Bonos de conexión y composición
Además del valor de los elementos individuales, la puntuación D puede incluir:
- Bonos de conexión: puntos extra por encadenar directamente ciertos elementos de alta dificultad sin pasos intermedios.
- Valor de composición: puntuación por cumplir los requisitos de grupos de elementos exigidos por el Código para cada aparato.
La puntuación de ejecución (E)
Mientras que la puntuación D mide el qué (la dificultad del ejercicio), la puntuación E mide el cómo (la calidad de su ejecución). Parte de un máximo de 10 puntos que va reduciéndose con cada error detectado.
Tipos de deducciones en ejecución
Las deducciones de ejecución se organizan por categorías y magnitud:
Errores técnicos leves (0,1 puntos cada uno)
- Piernas ligeramente dobladas
- Pies sin puntear o con dedos caídos
- Pequeñas desviaciones de la posición ideal
- Separación mínima de piernas cuando deben estar juntas
Errores técnicos medios (0,3 puntos)
- Piernas claramente dobladas
- Falta de amplitud significativa en los elementos
- Pérdida de equilibrio momentánea
Errores graves (0,5 puntos)
- Grandes imperfecciones técnicas
- Pérdidas de equilibrio prolongadas
- Pasos adicionales en el aterrizaje
Errores muy graves (1,0 punto)
- Caída al aparato
- Caída al suelo desde el aparato
El cálculo de la nota E
Cuando el panel E tiene cinco o seis jueces, se elimina la nota más alta y la más baja, y se promedia el resto. Este proceso minimiza el impacto de evaluaciones atípicas por error humano o sesgo.
La relación entre D y E
Un elemento crucial del sistema es que la puntuación D y la E no son independientes entre sí en términos estratégicos. Un gimnasta puede optar por una rutina de alta dificultad (D alta) asumiendo el riesgo de más errores de ejecución, o por una rutina más sencilla ejecutada con mayor precisión.

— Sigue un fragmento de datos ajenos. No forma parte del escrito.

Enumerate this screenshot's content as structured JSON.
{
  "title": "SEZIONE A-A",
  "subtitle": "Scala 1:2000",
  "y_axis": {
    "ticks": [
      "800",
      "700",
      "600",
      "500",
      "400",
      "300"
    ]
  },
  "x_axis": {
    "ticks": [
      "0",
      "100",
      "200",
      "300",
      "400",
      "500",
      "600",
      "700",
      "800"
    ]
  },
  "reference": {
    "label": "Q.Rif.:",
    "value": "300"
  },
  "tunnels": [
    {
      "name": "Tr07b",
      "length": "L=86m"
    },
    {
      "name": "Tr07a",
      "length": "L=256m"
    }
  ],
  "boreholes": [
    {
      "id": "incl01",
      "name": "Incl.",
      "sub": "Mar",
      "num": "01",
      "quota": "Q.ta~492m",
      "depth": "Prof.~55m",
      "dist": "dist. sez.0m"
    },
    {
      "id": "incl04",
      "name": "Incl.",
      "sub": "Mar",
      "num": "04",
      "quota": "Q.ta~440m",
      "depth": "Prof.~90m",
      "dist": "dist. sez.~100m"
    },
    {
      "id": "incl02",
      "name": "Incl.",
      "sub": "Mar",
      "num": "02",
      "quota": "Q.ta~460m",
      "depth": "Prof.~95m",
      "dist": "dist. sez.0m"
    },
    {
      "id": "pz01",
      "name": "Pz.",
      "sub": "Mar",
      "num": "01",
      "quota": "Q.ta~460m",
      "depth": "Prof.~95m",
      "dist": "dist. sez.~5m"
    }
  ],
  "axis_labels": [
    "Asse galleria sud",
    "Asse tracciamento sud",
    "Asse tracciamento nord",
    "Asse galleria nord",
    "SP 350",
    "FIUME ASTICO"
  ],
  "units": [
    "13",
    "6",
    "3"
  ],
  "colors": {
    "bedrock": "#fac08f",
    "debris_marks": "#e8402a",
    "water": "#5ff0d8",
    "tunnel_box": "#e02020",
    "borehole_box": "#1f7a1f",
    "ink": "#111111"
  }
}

La estrategia óptima depende del perfil del gimnasta y del nivel de la competición. En las grandes finales olímpicas, los mejores gimnastas del mundo combinan altísimas puntuaciones D con ejecuciones casi impecables, lo que los separa del resto.
Diferencias entre disciplinas
Aunque la estructura D+E es común a todas las disciplinas regladas por la FIG, los criterios específicos varían:
- En trampolín se añade la puntuación de tiempo de vuelo (ToF), medida electrónicamente.
- En gimnasia rítmica la interacción con el aparato tiene su propio sistema de valoración diferenciado.
- En aeróbic los requisitos de composición tienen un peso especialmente relevante en la puntuación D.